Une nouvelle affaire retentissante met en lumière l’ampleur des trafics de documents officiels. Cette fois, ce sont des faux passeports algériens en Europe qui ont été au centre d’une enquête d’envergure menée par les services judiciaires. Douze personnes sont poursuivies, parmi lesquelles plusieurs employés communaux du service biométrique de Khenchela, accusés d’avoir délivré des documents frauduleux permettant à des migrants de circuler librement en Europe. Cette affaire illustre une fois encore comment des faux passeports algériens ont pu franchir les frontières et alimenter un marché clandestin estimé à plusieurs milliers d’euros.
L’enquête a révélé l’existence d’un cerveau présumé opérant depuis Marseille, connu sous le pseudonyme de « Waliddz 24 ». Utilisant l’application Snapchat et une ligne téléphonique étrangère, il communiquait avec des migrants algériens installés illégalement en Europe. Chaque passeport était vendu au prix de 2 500 euros, une somme conséquente qui montre l’ampleur du trafic. Derrière cet écran de réseaux sociaux se cachait une véritable organisation structurée, reliant l’Algérie et différents pays européens par le biais de faux passeports algériens conçus avec des complicités locales.
Les douze inculpés comprennent des employés du service biométrique de la commune de Khenchela : Kh. Aymen, responsable du service, A. Kenza, agente administrative, et B. Imane, une autre employée. D’autres personnes sont également poursuivies : B. Youcef, transporteur, Ch. Marouane, H. Amir, K. Amine, B. Hicham, Kh. Mohamed, H. Youssef et Kh. Salah Eddine. Les charges retenues sont lourdes : association de malfaiteurs, abus de fonction, falsification de documents de voyage, introduction frauduleuse de données dans un système informatique, mais aussi abus d’influence et remise de documents à des personnes n’ayant aucun droit d’en bénéficier.
C’est une alerte reçue le 29 juillet 2024 par le service de lutte contre la traite des êtres humains qui a mis les enquêteurs sur la piste. L’existence d’un compte Snapchat, baptisé « Waliddz 24 », proposait à des migrants irréguliers en Europe un service de régularisation rapide grâce à des faux passeports algériens.
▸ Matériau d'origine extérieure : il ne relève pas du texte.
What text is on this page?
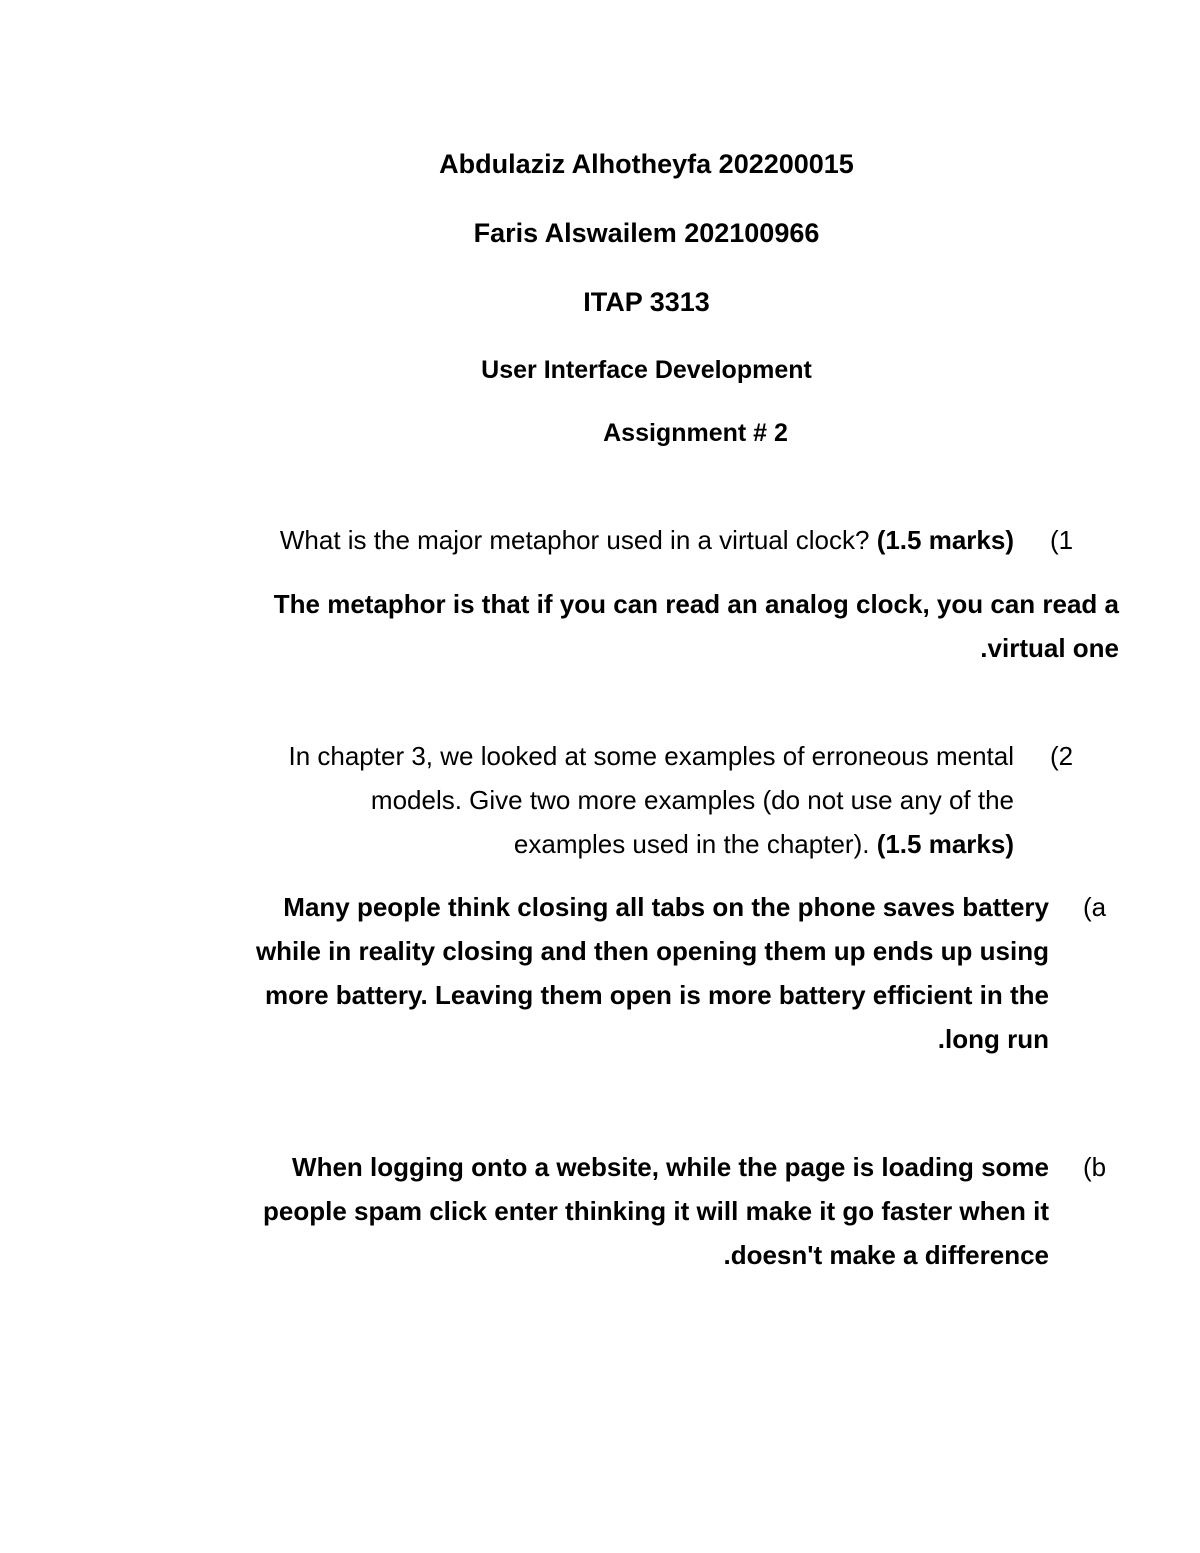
Abdulaziz Alhotheyfa 202200015
Faris Alswailem 202100966
ITAP 3313
User Interface Development
Assignment # 2
What is the major metaphor used in a virtual clock? (1.5 marks) (1
The metaphor is that if you can read an analog clock, you can read a
.virtual one
In chapter 3, we looked at some examples of erroneous mental
models. Give two more examples (do not use any of the
examples used in the chapter). (1.5 marks)
(2
Many people think closing all tabs on the phone saves battery
while in reality closing and then opening them up ends up using
more battery. Leaving them open is more battery efficient in the
.long run
(a
When logging onto a website, while the page is loading some
people spam click enter thinking it will make it go faster when it
.doesn't make a difference
(b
Pour les convaincre, le suspect leur demandait leurs informations personnelles et des photos, avant de leur envoyer des captures d’écran issues directement du système biométrique officiel. Cette précision technique a immédiatement fait penser à une complicité interne, confirmée par la suite lors des perquisitions.
L’exploitation de l’adresse e-mail du principal suspect a permis de remonter jusqu’à Kh. Aymen, un ingénieur informatique de 36 ans, frère du suspect initial. Ce dernier, qui dirigeait parallèlement une agence de location de voitures, utilisait son accès au logiciel officiel « Guichet électronique » du ministère de l’Intérieur pour introduire de fausses informations. Les enquêteurs ont découvert que 1 104 passeports avaient été délivrés sans empreintes digitales entre le 1er mai et le 1er juin 2024, un chiffre alarmant révélant l’ampleur du réseau. Parmi ces documents figurait le passeport d’un certain Kh. Salah Eddine, déjà sous le coup de deux mandats d’arrêt.
Au cours des interrogatoires, Kh. Aymen a reconnu avoir falsifié trois passeports pour des migrants algériens installés en France. Il aurait confié l’opération à son employée B. Imane, à qui il affirmait que les dossiers étaient légitimes. Les passeports ainsi produits étaient ensuite déposés discrètement dans une quincaillerie, avant d’être récupérés par un intermédiaire, Yacine, basé en France.
La perquisition menée dans l’agence de location de voitures du principal accusé a permis de découvrir soixante faux passeports algériens déjà prêts à être envoyés en Europe, ainsi que de nombreux dossiers de citoyens en attente de renouvellement. Cette découverte confirme que le réseau était non seulement bien organisé, mais aussi solidement implanté entre les deux rives de la Méditerranée.